Project Summary/Abstract
Neuroinflammation, where immune cell overactivation can lead to catastrophic destruction of otherwise
healthy neuronal tissue, is a critical pathological feature of both Alzheimer’s Disease (AD) and Amyotrophic
Lateral Sclerosis (ALS). Dissecting the pathways leading to pathological neuroinflammation and defining precise
immunomodulatory targets has the potential to greatly enhance therapeutic options for those suffering from
neurodegenerative diseases. 97% of ALS patients and 57% of AD patients present with dysregulation of the
RNA-binding protein TDP-43 in neurons, leading to disrupted RNA splicing of a variety of critical genes. Our
bioinformatic analysis has identified 23 genes commonly dysregulated by TDP-43 pathology in multiple
independent human studies; among these is STMN2, which we have characterized as a regulator of NMJ
function and stability, and ATP8A2, which has never been studied in the context of AD or ALS, yet is an extremely
attractive target for studying neuroinflammation. ATP8A2 is a phosphatidylserine (PS) flippase that regulates PS
exposure onto the extracellular leaflet of the plasma membrane, where it acts as the cellular “eat me” signal for
immune cell activation and phagocytosis. Aberrantly exposed PS can occur via flippase dysfunction, which is
sufficient to cause neuronal phagocytosis by neuroimmune cells. Humans with ATP8A2 mutations have severe
neurological dysfunction and ATP8A2 mutant mice develop axon degeneration, implicating ATP8A2 as a primary
regulator of neuroinflammation and axon loss, downstream of impaired TDP-43. Excitingly, we have found that
ATP8A2/STMN2 double heterozygote mice display a progressive decrease in motor strength that is significantly
different from either single heterozygote, demonstrating the utility of this model for investigating TDP-43
pathology. This project will determine the genetic and cellular regulators of PS exposure and neuroimmune cell
activation, and test the degree to which ATP8A2 deficiency exacerbates the neurodegenerative phenotypes (e.g.
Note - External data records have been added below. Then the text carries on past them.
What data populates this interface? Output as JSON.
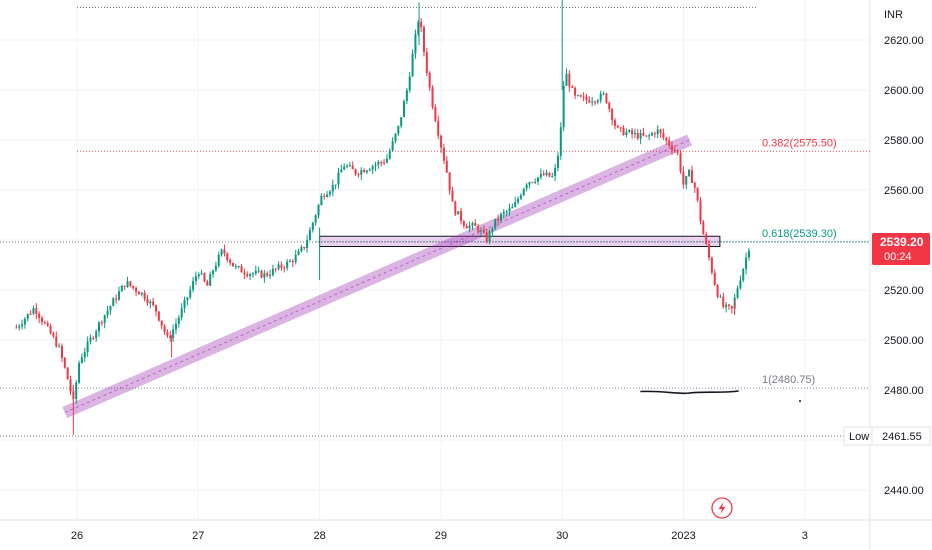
{
  "chart_data": {
    "type": "candlestick",
    "currency": "INR",
    "ylim": [
      2428,
      2636
    ],
    "y_ticks": [
      "2620.00",
      "2600.00",
      "2580.00",
      "2560.00",
      "2540.00",
      "2520.00",
      "2500.00",
      "2480.00",
      "2460.00",
      "2440.00"
    ],
    "x_ticks": [
      "26",
      "27",
      "28",
      "29",
      "30",
      "2023",
      "3"
    ],
    "last_price": {
      "label": "2539.20",
      "value": 2539.2,
      "countdown": "00:24",
      "color": "#f23645"
    },
    "low": {
      "label": "Low",
      "value_label": "2461.55",
      "value": 2461.55
    },
    "fib_levels": [
      {
        "label": "0.382(2575.50)",
        "value": 2575.5,
        "color": "#f23645"
      },
      {
        "label": "0.618(2539.30)",
        "value": 2539.3,
        "color": "#089981"
      },
      {
        "label": "1(2480.75)",
        "value": 2480.75,
        "color": "#787b86"
      }
    ],
    "top_level": {
      "value": 2633
    },
    "zone": {
      "from_day": 28.0,
      "to_day": 31.3,
      "top": 2541.5,
      "bottom": 2537.4,
      "color": "#9c27b0"
    },
    "trendline": {
      "start": [
        25.9,
        2471
      ],
      "end": [
        31.05,
        2580
      ],
      "color": "#9c27b0"
    },
    "drawing": {
      "from_day": 30.65,
      "to_day": 31.45,
      "value": 2479.4
    },
    "colors": {
      "up": "#089981",
      "down": "#f23645"
    },
    "series": [
      {
        "name": "price",
        "points": [
          [
            25.5,
            2505
          ],
          [
            25.65,
            2513
          ],
          [
            25.85,
            2497
          ],
          [
            25.92,
            2485
          ],
          [
            25.97,
            2475
          ],
          [
            26.02,
            2492
          ],
          [
            26.2,
            2508
          ],
          [
            26.4,
            2523
          ],
          [
            26.55,
            2518
          ],
          [
            26.65,
            2512
          ],
          [
            26.75,
            2500
          ],
          [
            26.82,
            2507
          ],
          [
            26.9,
            2516
          ],
          [
            27.0,
            2528
          ],
          [
            27.07,
            2521
          ],
          [
            27.12,
            2528
          ],
          [
            27.2,
            2536
          ],
          [
            27.3,
            2529
          ],
          [
            27.4,
            2527
          ],
          [
            27.55,
            2526
          ],
          [
            27.75,
            2531
          ],
          [
            27.82,
            2534
          ],
          [
            27.88,
            2538
          ],
          [
            27.93,
            2545
          ],
          [
            28.02,
            2558
          ],
          [
            28.12,
            2562
          ],
          [
            28.2,
            2570
          ],
          [
            28.3,
            2567
          ],
          [
            28.45,
            2570
          ],
          [
            28.55,
            2572
          ],
          [
            28.65,
            2585
          ],
          [
            28.72,
            2600
          ],
          [
            28.78,
            2618
          ],
          [
            28.82,
            2630
          ],
          [
            28.87,
            2612
          ],
          [
            28.92,
            2597
          ],
          [
            29.0,
            2578
          ],
          [
            29.05,
            2567
          ],
          [
            29.1,
            2553
          ],
          [
            29.2,
            2546
          ],
          [
            29.3,
            2545
          ],
          [
            29.38,
            2540
          ],
          [
            29.43,
            2546
          ],
          [
            29.5,
            2550
          ],
          [
            29.6,
            2553
          ],
          [
            29.7,
            2563
          ],
          [
            29.85,
            2566
          ],
          [
            29.93,
            2565
          ],
          [
            29.98,
            2578
          ],
          [
            30.02,
            2608
          ],
          [
            30.1,
            2597
          ],
          [
            30.2,
            2596
          ],
          [
            30.3,
            2597
          ],
          [
            30.35,
            2598
          ],
          [
            30.45,
            2584
          ],
          [
            30.6,
            2582
          ],
          [
            30.7,
            2581
          ],
          [
            30.78,
            2584
          ],
          [
            30.85,
            2580
          ],
          [
            30.95,
            2575
          ],
          [
            31.0,
            2562
          ],
          [
            31.05,
            2567
          ],
          [
            31.1,
            2560
          ],
          [
            31.15,
            2545
          ],
          [
            31.2,
            2535
          ],
          [
            31.27,
            2520
          ],
          [
            31.33,
            2513
          ],
          [
            31.4,
            2512
          ],
          [
            31.45,
            2522
          ],
          [
            31.5,
            2530
          ],
          [
            31.55,
            2539.2
          ]
        ]
      }
    ]
  }
}
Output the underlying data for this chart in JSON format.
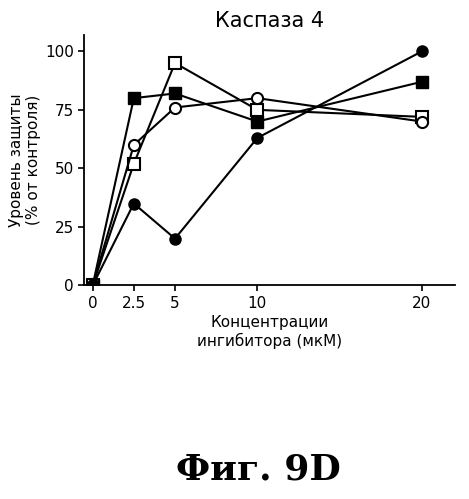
{
  "title": "Каспаза 4",
  "xlabel": "Концентрации\nингибитора (мкМ)",
  "ylabel": "Уровень защиты\n(% от контроля)",
  "caption": "Фиг. 9D",
  "x": [
    0,
    2.5,
    5,
    10,
    20
  ],
  "series": [
    {
      "label": "filled_square",
      "y": [
        0,
        80,
        82,
        70,
        87
      ],
      "marker": "s",
      "filled": true
    },
    {
      "label": "open_square",
      "y": [
        0,
        52,
        95,
        75,
        72
      ],
      "marker": "s",
      "filled": false
    },
    {
      "label": "open_circle",
      "y": [
        0,
        60,
        76,
        80,
        70
      ],
      "marker": "o",
      "filled": false
    },
    {
      "label": "filled_circle",
      "y": [
        0,
        35,
        20,
        63,
        100
      ],
      "marker": "o",
      "filled": true
    }
  ],
  "xlim": [
    -0.5,
    22
  ],
  "ylim": [
    0,
    107
  ],
  "xticks": [
    0,
    2.5,
    5,
    10,
    20
  ],
  "yticks": [
    0,
    25,
    50,
    75,
    100
  ],
  "line_color": "black",
  "marker_size": 8,
  "line_width": 1.5,
  "title_fontsize": 15,
  "label_fontsize": 11,
  "tick_fontsize": 11,
  "caption_fontsize": 26
}
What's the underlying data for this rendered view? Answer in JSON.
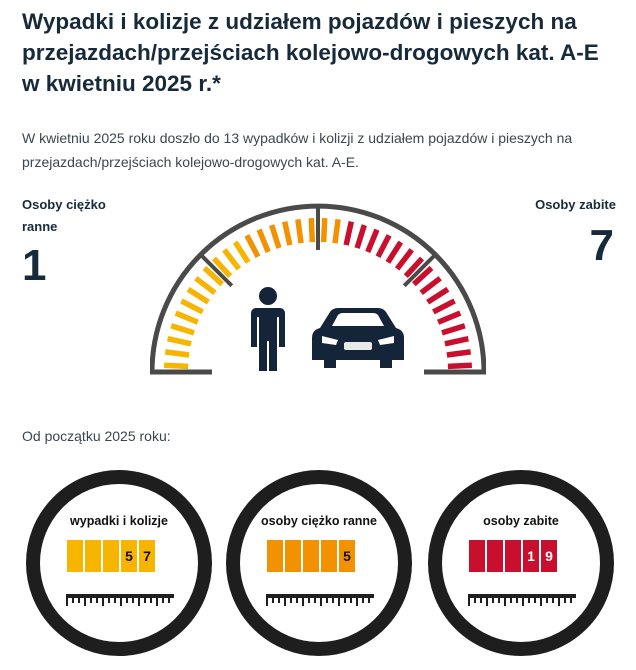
{
  "title": "Wypadki i kolizje z udziałem pojazdów i pieszych na przejazdach/przejściach kolejowo-drogowych kat. A-E w kwietniu 2025 r.*",
  "intro": "W kwietniu 2025 roku doszło do 13 wypadków i kolizji z udziałem pojazdów i pieszych na przejazdach/przejściach kolejowo-drogowych kat. A-E.",
  "stats": {
    "injured_label": "Osoby ciężko ranne",
    "injured_value": "1",
    "killed_label": "Osoby zabite",
    "killed_value": "7"
  },
  "since_label": "Od początku 2025 roku:",
  "counters": [
    {
      "label": "wypadki i kolizje",
      "digits": [
        "",
        "",
        "",
        "5",
        "7"
      ],
      "color": "#f7b500"
    },
    {
      "label": "osoby ciężko ranne",
      "digits": [
        "",
        "",
        "",
        "",
        "5"
      ],
      "color": "#f39200"
    },
    {
      "label": "osoby zabite",
      "digits": [
        "",
        "",
        "",
        "1",
        "9"
      ],
      "color": "#c8102e"
    }
  ],
  "gauge_colors": {
    "yellow": "#f7b500",
    "orange": "#f39200",
    "red": "#c8102e",
    "frame": "#4a4a4a",
    "figure": "#14253a"
  },
  "icons": {
    "person": "person-icon",
    "car": "car-icon"
  }
}
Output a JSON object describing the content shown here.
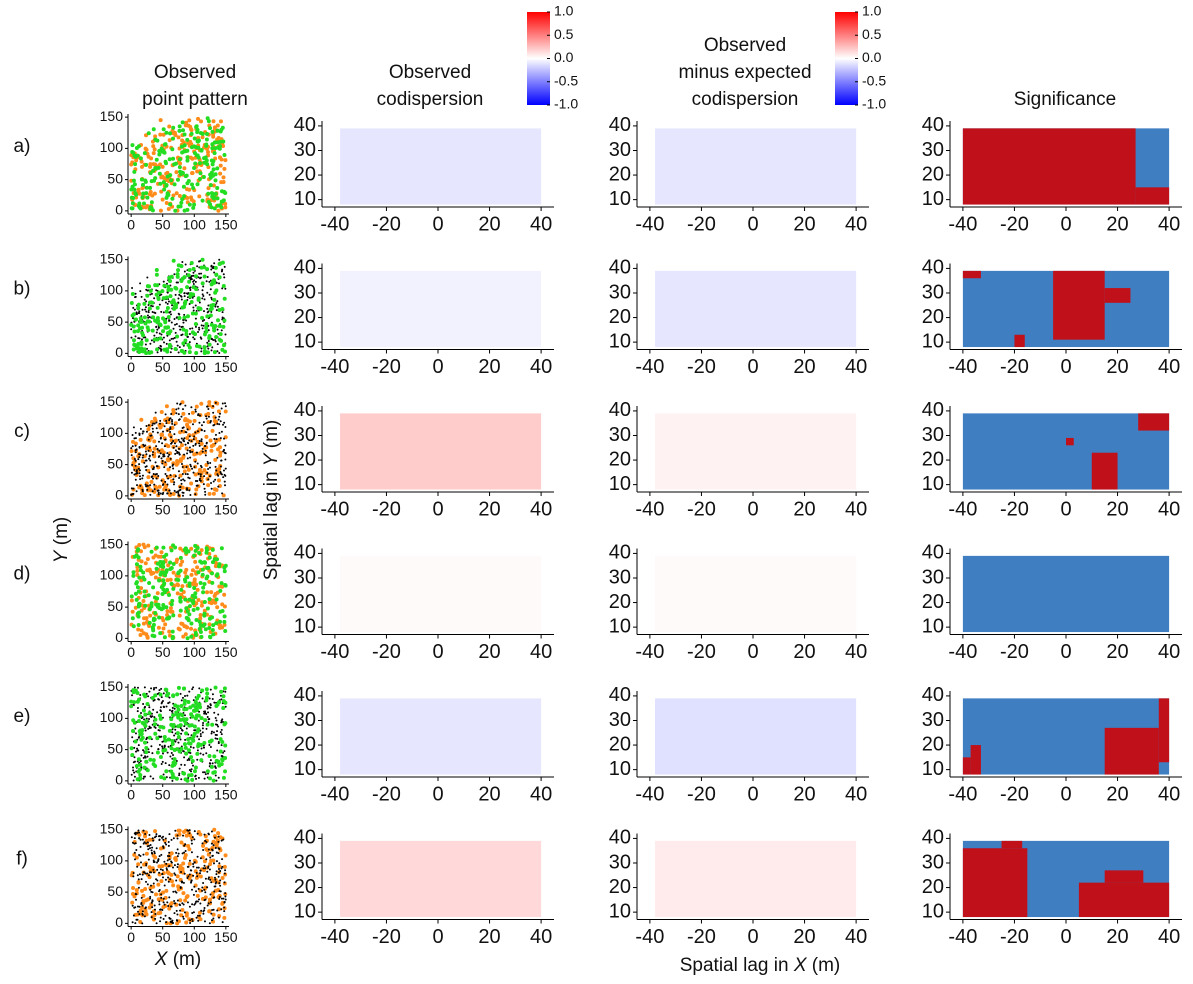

STMN2-mediated NMJ defects) observed in TDP-43 pathology. If successful, this project will characterize the
fundamental mechanisms of neuron/immune cell interactions, and define potential therapeutic targets against
neuroinflammation in AD or ALS.
This project will occur at Washington University in St. Louis, a premier institute for biomedical research,
under the guidance of Aaron DiAntonio, who has become a leader in the field of axon degeneration over the past
two decades. The DiAntonio Lab’s record of success accentuates the resources and equipment available to
perform outstanding science, including two state-of-the-art tissue culture rooms, multiple automated cell imagers
and confocal microscopes, and access to a world-class mouse facility. Additionally, the extraordinary
neuroscience and immunology communities at Washington University provide excellent opportunities to facilitate
the growth and transition from trainee to independent investigator, which will occur through the classes, lectures,
journal clubs, retreats, and symposia offered by the institution.